After broadly defining the offenders permitted to apply for resentencing, the Legislature prescribed in broad but indefinite terms what the court should do after reviewing a resentencing application. Specifically, the Legislature directed that the court “shall” grant the application (to the extent of specifying what the new determinate sentence would be) “unless substantial justice dictates that the application should be denied” (DLRA § 23).

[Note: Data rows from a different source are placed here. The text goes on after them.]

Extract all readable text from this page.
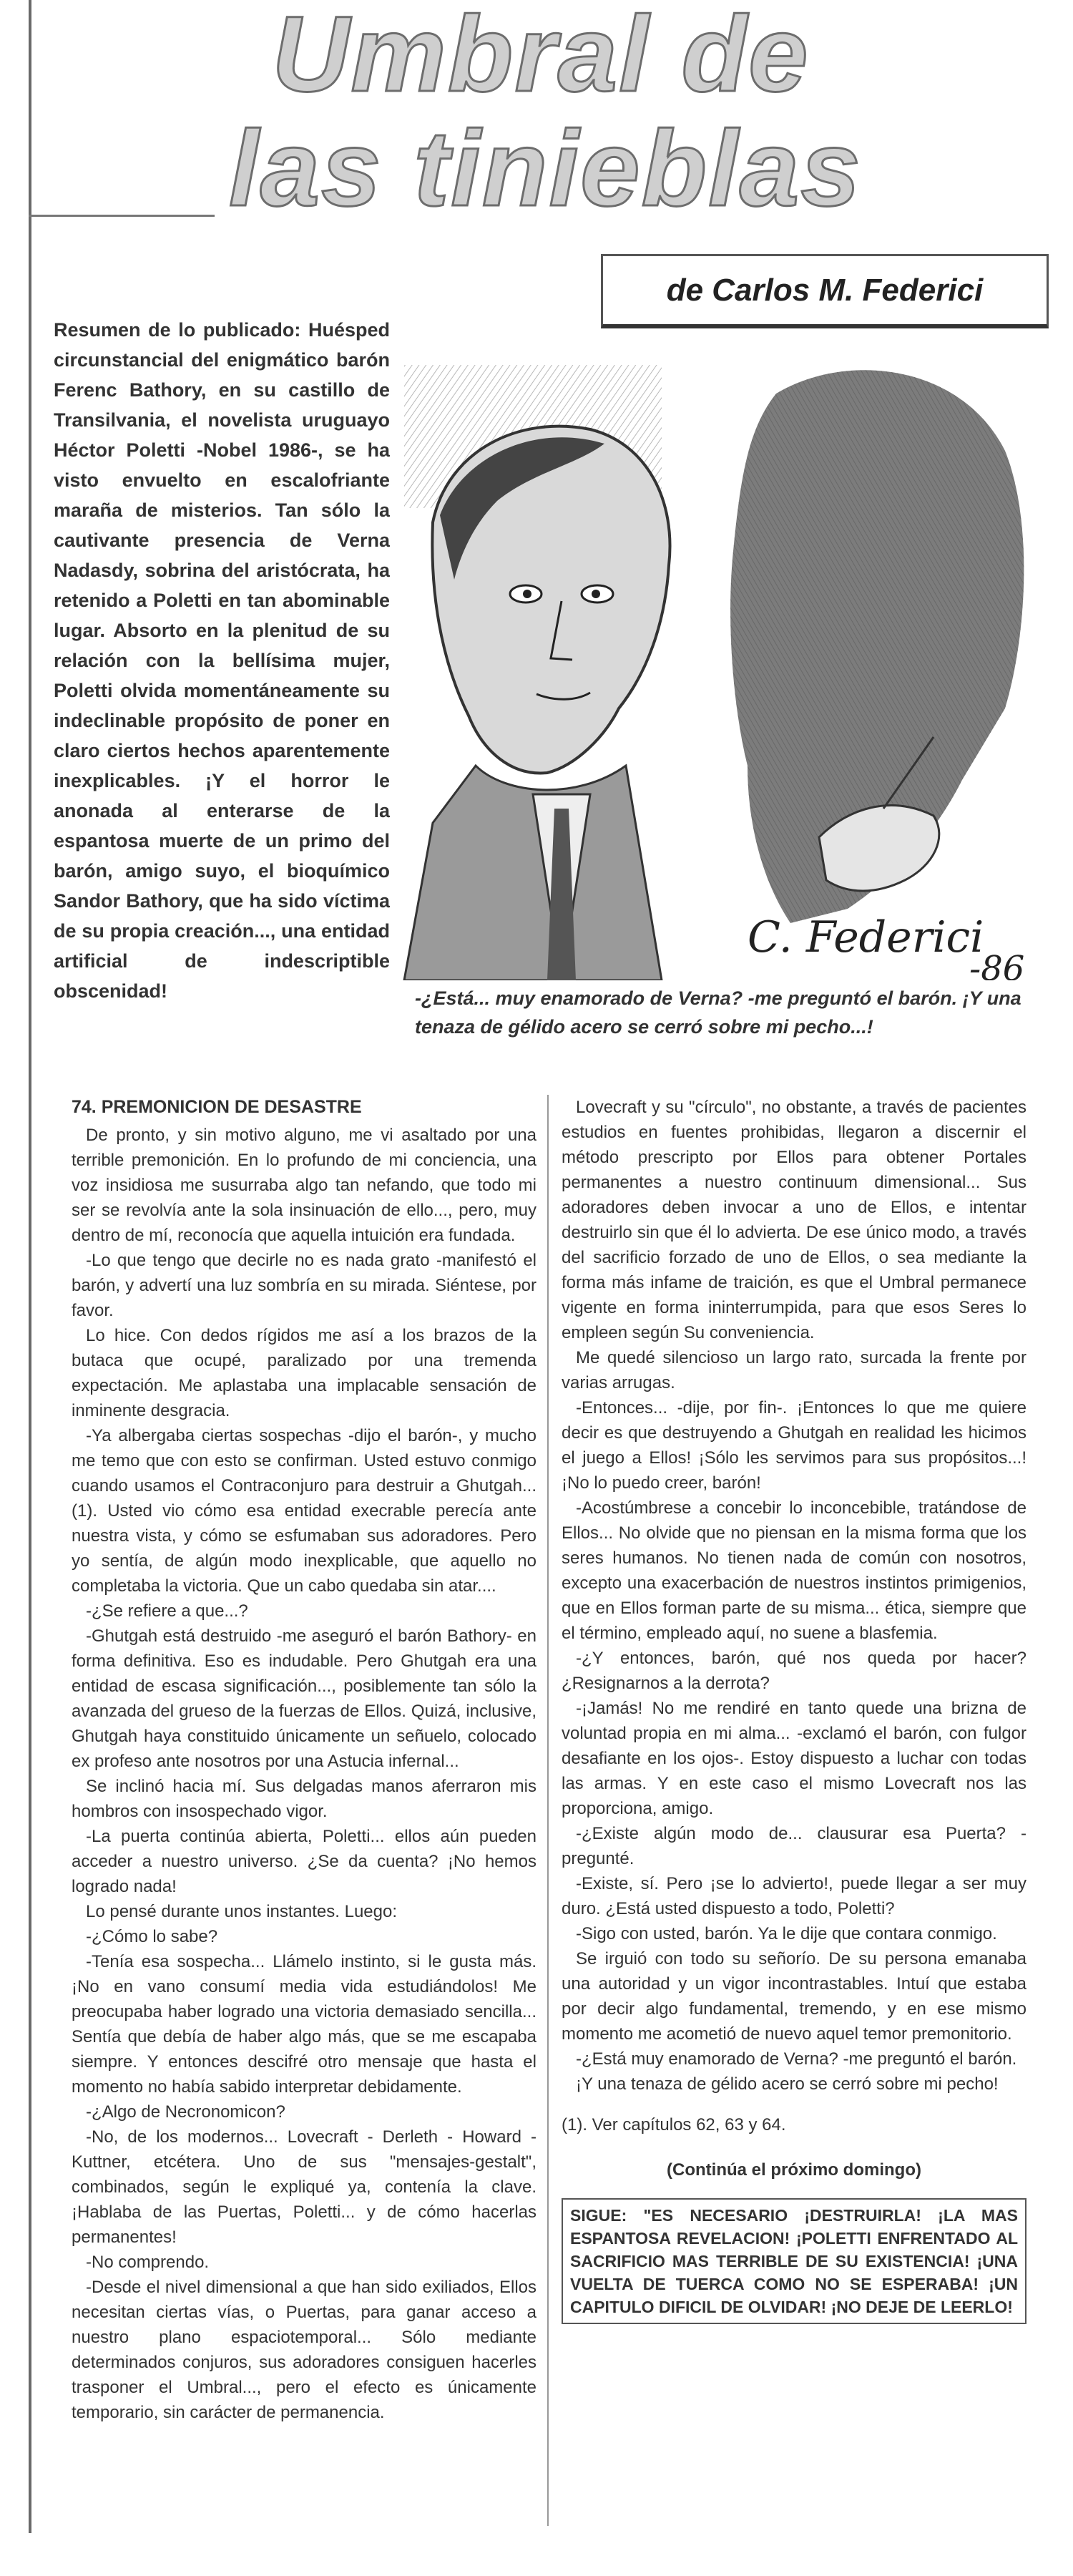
Umbral de
las tinieblas
de Carlos M. Federici
Resumen de lo publicado: Huésped circunstancial del enigmático barón Ferenc Bathory, en su castillo de Transilvania, el novelista uruguayo Héctor Poletti -Nobel 1986-, se ha visto envuelto en escalofriante maraña de misterios. Tan sólo la cautivante presencia de Verna Nadasdy, sobrina del aristócrata, ha retenido a Poletti en tan abominable lugar. Absorto en la plenitud de su relación con la bellísima mujer, Poletti olvida momentáneamente su indeclinable propósito de poner en claro ciertos hechos aparentemente inexplicables. ¡Y el horror le anonada al enterarse de la espantosa muerte de un primo del barón, amigo suyo, el bioquímico Sandor Bathory, que ha sido víctima de su propia creación..., una entidad artificial de indescriptible obscenidad!
C. Federici
-86
-¿Está... muy enamorado de Verna? -me preguntó el barón. ¡Y una tenaza de gélido acero se cerró sobre mi pecho...!
74. PREMONICION DE DESASTRE

De pronto, y sin motivo alguno, me vi asaltado por una terrible premonición. En lo profundo de mi conciencia, una voz insidiosa me susurraba algo tan nefando, que todo mi ser se revolvía ante la sola insinuación de ello..., pero, muy dentro de mí, reconocía que aquella intuición era fundada.

-Lo que tengo que decirle no es nada grato -manifestó el barón, y advertí una luz sombría en su mirada. Siéntese, por favor.

Lo hice. Con dedos rígidos me así a los brazos de la butaca que ocupé, paralizado por una tremenda expectación. Me aplastaba una implacable sensación de inminente desgracia.

-Ya albergaba ciertas sospechas -dijo el barón-, y mucho me temo que con esto se confirman. Usted estuvo conmigo cuando usamos el Contraconjuro para destruir a Ghutgah... (1). Usted vio cómo esa entidad execrable perecía ante nuestra vista, y cómo se esfumaban sus adoradores. Pero yo sentía, de algún modo inexplicable, que aquello no completaba la victoria. Que un cabo quedaba sin atar....

-¿Se refiere a que...?

-Ghutgah está destruido -me aseguró el barón Bathory- en forma definitiva. Eso es indudable. Pero Ghutgah era una entidad de escasa significación..., posiblemente tan sólo la avanzada del grueso de la fuerzas de Ellos. Quizá, inclusive, Ghutgah haya constituido únicamente un señuelo, colocado ex profeso ante nosotros por una Astucia infernal...

Se inclinó hacia mí. Sus delgadas manos aferraron mis hombros con insospechado vigor.

-La puerta continúa abierta, Poletti... ellos aún pueden acceder a nuestro universo. ¿Se da cuenta? ¡No hemos logrado nada!

Lo pensé durante unos instantes. Luego:

-¿Cómo lo sabe?

-Tenía esa sospecha... Llámelo instinto, si le gusta más. ¡No en vano consumí media vida estudiándolos! Me preocupaba haber logrado una victoria demasiado sencilla... Sentía que debía de haber algo más, que se me escapaba siempre. Y entonces descifré otro mensaje que hasta el momento no había sabido interpretar debidamente.

-¿Algo de Necronomicon?

-No, de los modernos... Lovecraft - Derleth - Howard - Kuttner, etcétera. Uno de sus "mensajes-gestalt", combinados, según le expliqué ya, contenía la clave. ¡Hablaba de las Puertas, Poletti... y de cómo hacerlas permanentes!

-No comprendo.

-Desde el nivel dimensional a que han sido exiliados, Ellos necesitan ciertas vías, o Puertas, para ganar acceso a nuestro plano espaciotemporal... Sólo mediante determinados conjuros, sus adoradores consiguen hacerles trasponer el Umbral..., pero el efecto es únicamente temporario, sin carácter de permanencia.

Lovecraft y su "círculo", no obstante, a través de pacientes estudios en fuentes prohibidas, llegaron a discernir el método prescripto por Ellos para obtener Portales permanentes a nuestro continuum dimensional... Sus adoradores deben invocar a uno de Ellos, e intentar destruirlo sin que él lo advierta. De ese único modo, a través del sacrificio forzado de uno de Ellos, o sea mediante la forma más infame de traición, es que el Umbral permanece vigente en forma ininterrumpida, para que esos Seres lo empleen según Su conveniencia.

Me quedé silencioso un largo rato, surcada la frente por varias arrugas.

-Entonces... -dije, por fin-. ¡Entonces lo que me quiere decir es que destruyendo a Ghutgah en realidad les hicimos el juego a Ellos! ¡Sólo les servimos para sus propósitos...! ¡No lo puedo creer, barón!

-Acostúmbrese a concebir lo inconcebible, tratándose de Ellos... No olvide que no piensan en la misma forma que los seres humanos. No tienen nada de común con nosotros, excepto una exacerbación de nuestros instintos primigenios, que en Ellos forman parte de su misma... ética, siempre que el término, empleado aquí, no suene a blasfemia.

-¿Y entonces, barón, qué nos queda por hacer? ¿Resignarnos a la derrota?

-¡Jamás! No me rendiré en tanto quede una brizna de voluntad propia en mi alma... -exclamó el barón, con fulgor desafiante en los ojos-. Estoy dispuesto a luchar con todas las armas. Y en este caso el mismo Lovecraft nos las proporciona, amigo.

-¿Existe algún modo de... clausurar esa Puerta? -pregunté.

-Existe, sí. Pero ¡se lo advierto!, puede llegar a ser muy duro. ¿Está usted dispuesto a todo, Poletti?

-Sigo con usted, barón. Ya le dije que contara conmigo.

Se irguió con todo su señorío. De su persona emanaba una autoridad y un vigor incontrastables. Intuí que estaba por decir algo fundamental, tremendo, y en ese mismo momento me acometió de nuevo aquel temor premonitorio.

-¿Está muy enamorado de Verna? -me preguntó el barón.

¡Y una tenaza de gélido acero se cerró sobre mi pecho!

(1). Ver capítulos 62, 63 y 64.
(Continúa el próximo domingo)
SIGUE: "ES NECESARIO ¡DESTRUIRLA! ¡LA MAS ESPANTOSA REVELACION! ¡POLETTI ENFRENTADO AL SACRIFICIO MAS TERRIBLE DE SU EXISTENCIA! ¡UNA VUELTA DE TUERCA COMO NO SE ESPERABA! ¡UN CAPITULO DIFICIL DE OLVIDAR! ¡NO DEJE DE LEERLO!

As Supreme Court observed in its earlier decision, individual legislators made statements during the floor debates on the DLRA that are consistent with the proposition that the Legislature “identified those deserving of more lenient treatment as low-level, nonviolent drug offenders, first-time offenders who were misguided in their youth, mules, addicts driven to possession or selling drugs because of a drug habit, or others duped or coerced into a drug transaction by a supposed friend or a domineering spouse” (LaFontaine, 9 Misc.3d at 438, 799 N.Y.S.2d 729 [footnotes omitted] ). But the paradigmatic circumstances for sentencing relief should not be confused with the essential circumstances. The text of the statute is inconsistent with Supreme Court's apparent view, and the text controls over statements made by individual legislators during debates (see Schultz v. Harrison Radiator Div. Gen. Motors Corp., 90 N.Y.2d 311, 318, 660 N.Y.S.2d 685, 683 N.E.2d 307  [“the statements of legislators made during legislative debates are not dispositive of legislative intent”]; cf. Woollcott v. Shubert, 217 N.Y. 212, 221, 111 N.E. 829  [“It is established law ․ that the statements and opinions of legislators uttered in the debates are not competent aids to the court in ascertaining the meaning of statutes”] ).

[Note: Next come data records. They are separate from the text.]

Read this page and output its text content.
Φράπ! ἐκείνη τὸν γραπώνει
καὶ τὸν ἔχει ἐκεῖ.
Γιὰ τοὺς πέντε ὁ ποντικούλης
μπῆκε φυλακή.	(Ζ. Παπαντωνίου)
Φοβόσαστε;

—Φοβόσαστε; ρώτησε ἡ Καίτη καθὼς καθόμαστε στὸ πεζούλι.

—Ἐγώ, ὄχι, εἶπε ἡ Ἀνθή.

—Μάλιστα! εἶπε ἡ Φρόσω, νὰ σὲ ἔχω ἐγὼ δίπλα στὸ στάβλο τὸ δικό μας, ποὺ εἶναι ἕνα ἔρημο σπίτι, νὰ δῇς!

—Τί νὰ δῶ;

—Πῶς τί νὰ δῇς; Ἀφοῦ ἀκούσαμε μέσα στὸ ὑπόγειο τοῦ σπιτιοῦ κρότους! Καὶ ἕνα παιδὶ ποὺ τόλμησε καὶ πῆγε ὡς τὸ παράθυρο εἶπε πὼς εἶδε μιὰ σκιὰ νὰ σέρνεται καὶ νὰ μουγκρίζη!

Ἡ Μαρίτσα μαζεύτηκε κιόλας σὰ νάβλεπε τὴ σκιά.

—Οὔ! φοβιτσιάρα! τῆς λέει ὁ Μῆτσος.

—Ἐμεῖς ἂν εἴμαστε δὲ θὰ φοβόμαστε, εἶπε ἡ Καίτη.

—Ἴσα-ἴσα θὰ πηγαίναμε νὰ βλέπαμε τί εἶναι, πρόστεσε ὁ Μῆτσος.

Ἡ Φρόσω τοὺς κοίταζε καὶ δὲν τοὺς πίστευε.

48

It is worthy of note that, in denying defendant's application, Supreme Court made no mention of his institutional record of confinement. To be sure, DLRA § 23 does not require the court reviewing an application for resentencing to consider the offender's institutional record. Rather, it provides that the court “may ․ consider the institutional record of confinement” of the offender. The point is that the absence of any mention of defendant's institutional record is itself remarkable. That Supreme Court did not mention it is consistent with an erroneous belief that because defendant was not eligible for resentencing, there was no reason for the court to exercise its discretion and consider defendant's institutional record.

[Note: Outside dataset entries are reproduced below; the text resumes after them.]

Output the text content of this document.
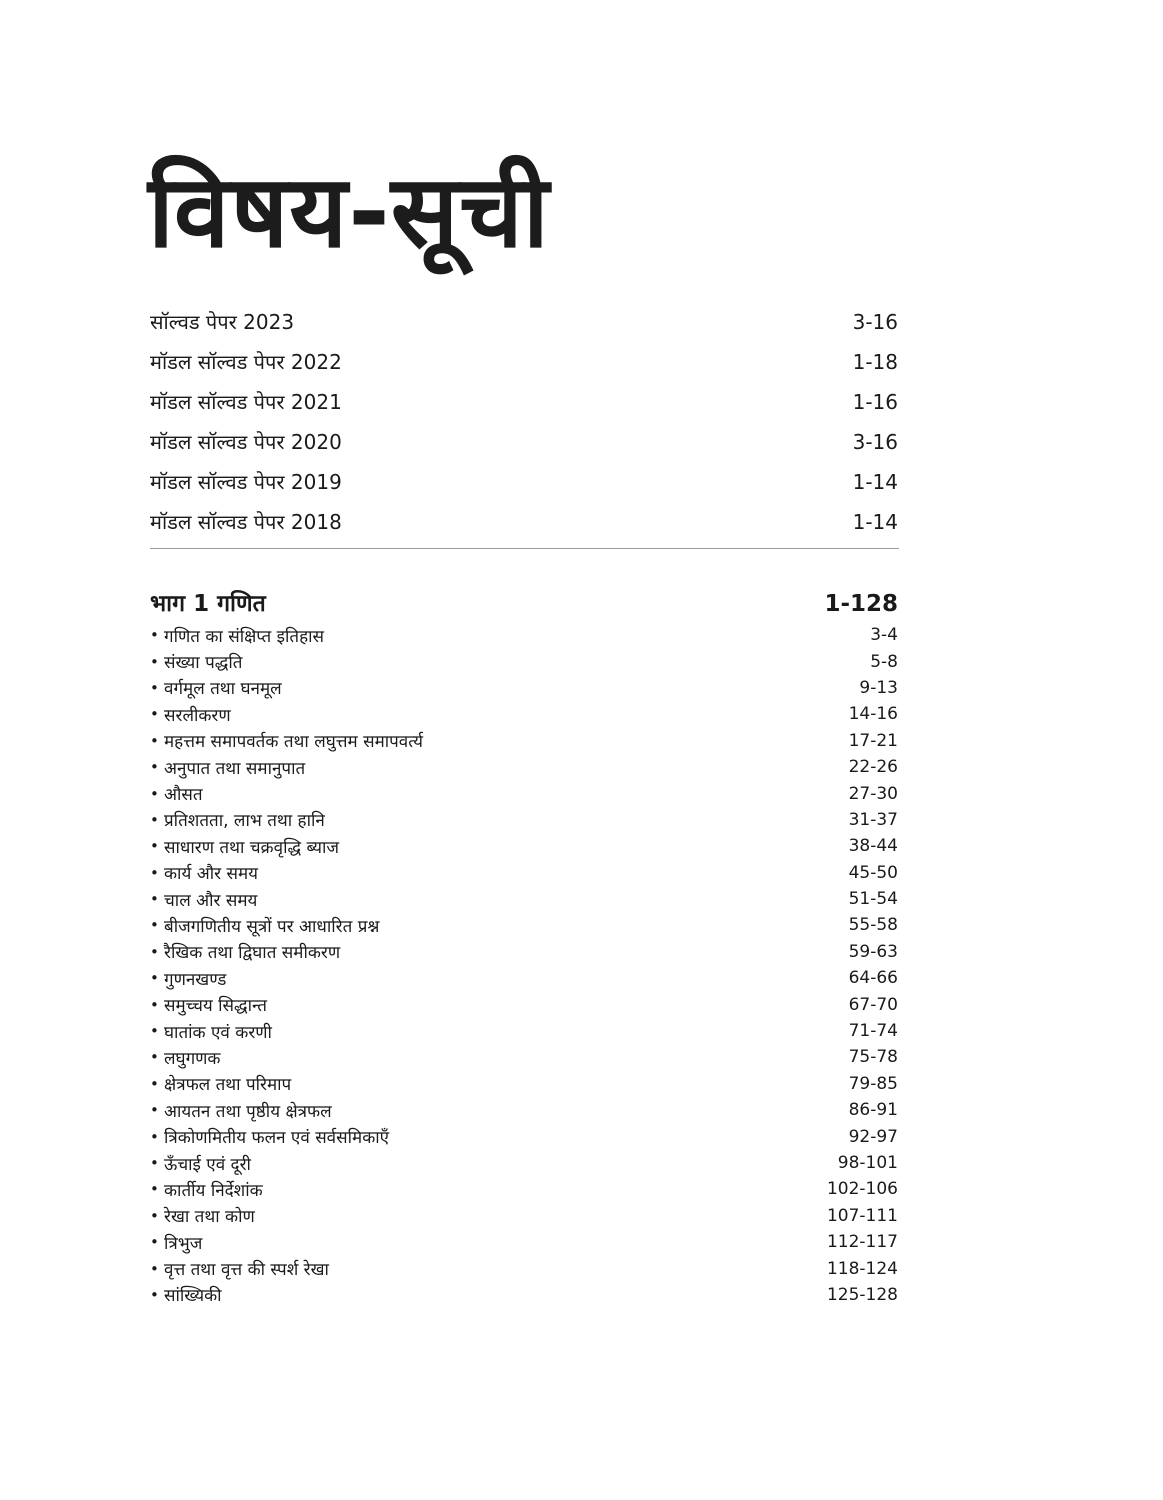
विषय-सूची
सॉल्वड पेपर 2023	3-16
मॉडल सॉल्वड पेपर 2022	1-18
मॉडल सॉल्वड पेपर 2021	1-16
मॉडल सॉल्वड पेपर 2020	3-16
मॉडल सॉल्वड पेपर 2019	1-14
मॉडल सॉल्वड पेपर 2018	1-14
भाग 1 गणित	1-128
• गणित का संक्षिप्त इतिहास	3-4
• संख्या पद्धति	5-8
• वर्गमूल तथा घनमूल	9-13
• सरलीकरण	14-16
• महत्तम समापवर्तक तथा लघुत्तम समापवर्त्य	17-21
• अनुपात तथा समानुपात	22-26
• औसत	27-30
• प्रतिशतता, लाभ तथा हानि	31-37
• साधारण तथा चक्रवृद्धि ब्याज	38-44
• कार्य और समय	45-50
• चाल और समय	51-54
• बीजगणितीय सूत्रों पर आधारित प्रश्न	55-58
• रैखिक तथा द्विघात समीकरण	59-63
• गुणनखण्ड	64-66
• समुच्चय सिद्धान्त	67-70
• घातांक एवं करणी	71-74
• लघुगणक	75-78
• क्षेत्रफल तथा परिमाप	79-85
• आयतन तथा पृष्ठीय क्षेत्रफल	86-91
• त्रिकोणमितीय फलन एवं सर्वसमिकाएँ	92-97
• ऊँचाई एवं दूरी	98-101
• कार्तीय निर्देशांक	102-106
• रेखा तथा कोण	107-111
• त्रिभुज	112-117
• वृत्त तथा वृत्त की स्पर्श रेखा	118-124
• सांख्यिकी	125-128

Given the enormity of the volume of drugs defendant helped to transport, we express no opinion as to whether Supreme Court properly could exercise its discretion and determine that “substantial justice dictates” denial of defendant's application for resentencing. In the first instance, that is a matter for Supreme Court.1 Defendant is entitled under the DLRA to have Supreme Court review his application and determine whether “substantial justice dictates” its denial and, if not, to inform defendant of the new sentence it would impose.
1. Defendant's request for remand to a different Justice is without merit.